Happy Pi Day!

It's March 14th. 3.14. Celebrated mostly as another excuse to eat pie.

Unlike some novelists, I don't have a degree in math. I did make it through college calculus, though, and I really like numbers in almost any form besides homework. So when I went looking for the number of known digits of Pi, I was astounded and pleased to find that there are 12.1 trillion known digits—and they're all available for download!

Of course, encoded as ASCII text, that would be about 12 terabytes of numbers. I don't have nearly that much disk space. Or time. But the downloads are broken up into nice 100,000,000 digit chunks. I downloaded the first one, used Excel to strip out the line numbers, and used TextEdit to search through it. (Because, while Excel will handle 1,000,000 rows, that's literally all it will handle, and it gets dog slow and uses 2 GBs of RAM.)

Of course, I had to make a pie chart.


Big surprise, eh? Each of the 10 decimal digits occurs approximately the same number of times.

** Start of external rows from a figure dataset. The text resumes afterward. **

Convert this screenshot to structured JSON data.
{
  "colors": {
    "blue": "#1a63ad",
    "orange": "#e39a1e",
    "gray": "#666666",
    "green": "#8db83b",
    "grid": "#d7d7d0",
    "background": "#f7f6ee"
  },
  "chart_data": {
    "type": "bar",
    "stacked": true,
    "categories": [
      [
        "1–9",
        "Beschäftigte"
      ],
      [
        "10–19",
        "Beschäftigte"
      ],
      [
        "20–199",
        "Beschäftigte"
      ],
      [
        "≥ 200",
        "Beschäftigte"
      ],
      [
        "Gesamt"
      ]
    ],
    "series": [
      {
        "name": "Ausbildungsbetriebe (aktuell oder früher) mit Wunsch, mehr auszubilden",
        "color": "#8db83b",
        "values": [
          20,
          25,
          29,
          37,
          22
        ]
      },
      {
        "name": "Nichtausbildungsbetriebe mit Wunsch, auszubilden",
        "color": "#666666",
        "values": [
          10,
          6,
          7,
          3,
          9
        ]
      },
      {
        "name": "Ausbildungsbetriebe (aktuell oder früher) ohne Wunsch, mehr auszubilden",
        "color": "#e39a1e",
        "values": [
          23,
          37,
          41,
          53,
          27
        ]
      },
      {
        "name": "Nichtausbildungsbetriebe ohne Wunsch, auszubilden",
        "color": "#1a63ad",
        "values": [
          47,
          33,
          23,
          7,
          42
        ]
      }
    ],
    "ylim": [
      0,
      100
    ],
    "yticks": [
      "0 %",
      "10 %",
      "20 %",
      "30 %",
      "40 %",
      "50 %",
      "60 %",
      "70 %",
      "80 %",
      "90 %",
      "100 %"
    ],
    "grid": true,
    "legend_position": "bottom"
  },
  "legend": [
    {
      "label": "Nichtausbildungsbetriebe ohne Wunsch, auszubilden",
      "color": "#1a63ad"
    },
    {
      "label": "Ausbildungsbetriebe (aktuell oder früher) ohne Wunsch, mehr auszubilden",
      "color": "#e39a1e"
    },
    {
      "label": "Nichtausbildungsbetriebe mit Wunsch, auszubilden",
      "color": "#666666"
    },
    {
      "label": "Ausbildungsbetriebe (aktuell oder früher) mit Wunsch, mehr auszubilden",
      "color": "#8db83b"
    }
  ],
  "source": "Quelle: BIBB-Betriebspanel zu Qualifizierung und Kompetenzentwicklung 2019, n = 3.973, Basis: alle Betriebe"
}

However, it's not exactly the same number of times.

Poor 5. So left out.

It turns out that for multiple digit numbers, their frequency depends on their length. (I know. Duh.)


So, if you're looking for your phone number in the first 100 million digits of pi, it's almost guaranteed to be there—if you leave off the area code. If you write your birthday with 7 or fewer digits, it's in there. If you use the standard eight—well, mine's not there.

You're really lucky if your entire ten-digit phone number is in the first 100 million digits of pi. There are people in my area whose phone numbers are. Maybe I should call and wish them a happy Pi Day.